Primo: pensare in generazioni. Può essere opportuno suddividere il proprio capitale in ciò che può servire nel breve e medio termine e in ciò che deve essere trasmesso alle generazioni successive o che servirà solo dopo anni, ad esempio in vecchiaia. La prima parte deve essere tenuta liquida e protetta dall’inflazione, la seconda deve essere mantenuta investita per molto tempo. Per farsi un’idea di quanto è “molto tempo” ci viene in aiuto Fra Luca Pacioli, studioso e religioso italiano del 1500, che definì la regola del 70: il numero che diviso per il rendimento atteso restituisce il numero di anni necessari a raddoppiare il capitale. Con un rendimento del 2,7% in 26 anni si raddoppia il capitale.

Secondo: occuparsi del proprio patrimonio. John Davis, professore di capitalismo familiare all’MIT, ha dimostrato che le famiglie imprenditoriali che rimangono ricche nel tempo sono quelle in cui alcuni familiari si prendono attivamente cura del patrimonio. Per i risparmiatori questo significa scegliere dei buoni consulenti, costruire un rapporto di fiducia e non avere paura della volatilità e delle crisi. Warren Buffet ha detto: “Per avere successo in borsa è importante avere paura quando gli altri sono avidi ed essere avidi quando gli altri hanno paura”.

Terzo: educare chi dovrà ricevere il patrimonio.
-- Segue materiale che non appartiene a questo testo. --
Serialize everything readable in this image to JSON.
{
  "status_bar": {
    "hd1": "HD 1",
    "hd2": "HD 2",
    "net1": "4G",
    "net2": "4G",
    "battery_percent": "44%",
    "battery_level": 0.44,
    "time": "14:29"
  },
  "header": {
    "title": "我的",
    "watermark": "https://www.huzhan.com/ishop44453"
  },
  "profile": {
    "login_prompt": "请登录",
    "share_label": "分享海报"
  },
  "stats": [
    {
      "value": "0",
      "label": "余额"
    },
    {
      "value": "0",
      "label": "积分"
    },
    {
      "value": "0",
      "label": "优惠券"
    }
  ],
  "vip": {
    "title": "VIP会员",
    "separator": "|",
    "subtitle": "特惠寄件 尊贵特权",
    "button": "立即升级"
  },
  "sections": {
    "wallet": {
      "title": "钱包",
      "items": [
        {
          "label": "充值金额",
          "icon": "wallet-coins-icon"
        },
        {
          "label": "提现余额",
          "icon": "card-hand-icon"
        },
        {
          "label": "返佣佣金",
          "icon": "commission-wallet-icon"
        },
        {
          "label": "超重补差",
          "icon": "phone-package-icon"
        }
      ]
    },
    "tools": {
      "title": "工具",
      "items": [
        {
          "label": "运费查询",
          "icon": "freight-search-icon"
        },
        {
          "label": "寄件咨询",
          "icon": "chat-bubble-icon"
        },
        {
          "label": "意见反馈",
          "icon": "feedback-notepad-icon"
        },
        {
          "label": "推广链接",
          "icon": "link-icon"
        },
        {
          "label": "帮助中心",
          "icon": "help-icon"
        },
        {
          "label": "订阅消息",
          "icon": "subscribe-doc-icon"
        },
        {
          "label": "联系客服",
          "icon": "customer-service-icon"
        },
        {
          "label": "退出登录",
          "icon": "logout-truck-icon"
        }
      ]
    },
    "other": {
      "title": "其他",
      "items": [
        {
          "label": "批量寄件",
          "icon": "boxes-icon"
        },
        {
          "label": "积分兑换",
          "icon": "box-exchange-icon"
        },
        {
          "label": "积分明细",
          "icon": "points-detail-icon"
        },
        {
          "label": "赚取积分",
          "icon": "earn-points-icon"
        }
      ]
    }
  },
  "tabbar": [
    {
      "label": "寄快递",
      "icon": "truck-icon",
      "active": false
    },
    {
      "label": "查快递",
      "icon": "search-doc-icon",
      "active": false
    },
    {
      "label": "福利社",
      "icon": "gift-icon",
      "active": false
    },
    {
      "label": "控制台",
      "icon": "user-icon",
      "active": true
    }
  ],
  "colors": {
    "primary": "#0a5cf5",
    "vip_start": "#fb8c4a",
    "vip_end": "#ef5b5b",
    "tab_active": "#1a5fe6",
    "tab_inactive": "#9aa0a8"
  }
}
Il lungo termine può implicare che qualcuno dopo di noi debba ricevere il risparmio: è necessario che impari a prendersene cura come chi l’ha preceduto. I patrimoni ereditati sono più difficili da salvaguardare dei patrimoni creati e bisogna aiutare chi li riceve a occuparsene in modo saggio.

L’Italia è un paese di saggi risparmiatori che hanno contribuito con i loro sacrifici a farci diventare un grande paese laborioso ed industriale: è necessario che chi ha generato o ricevuto questo risparmio si adatti ad un futuro di tassi “zero”.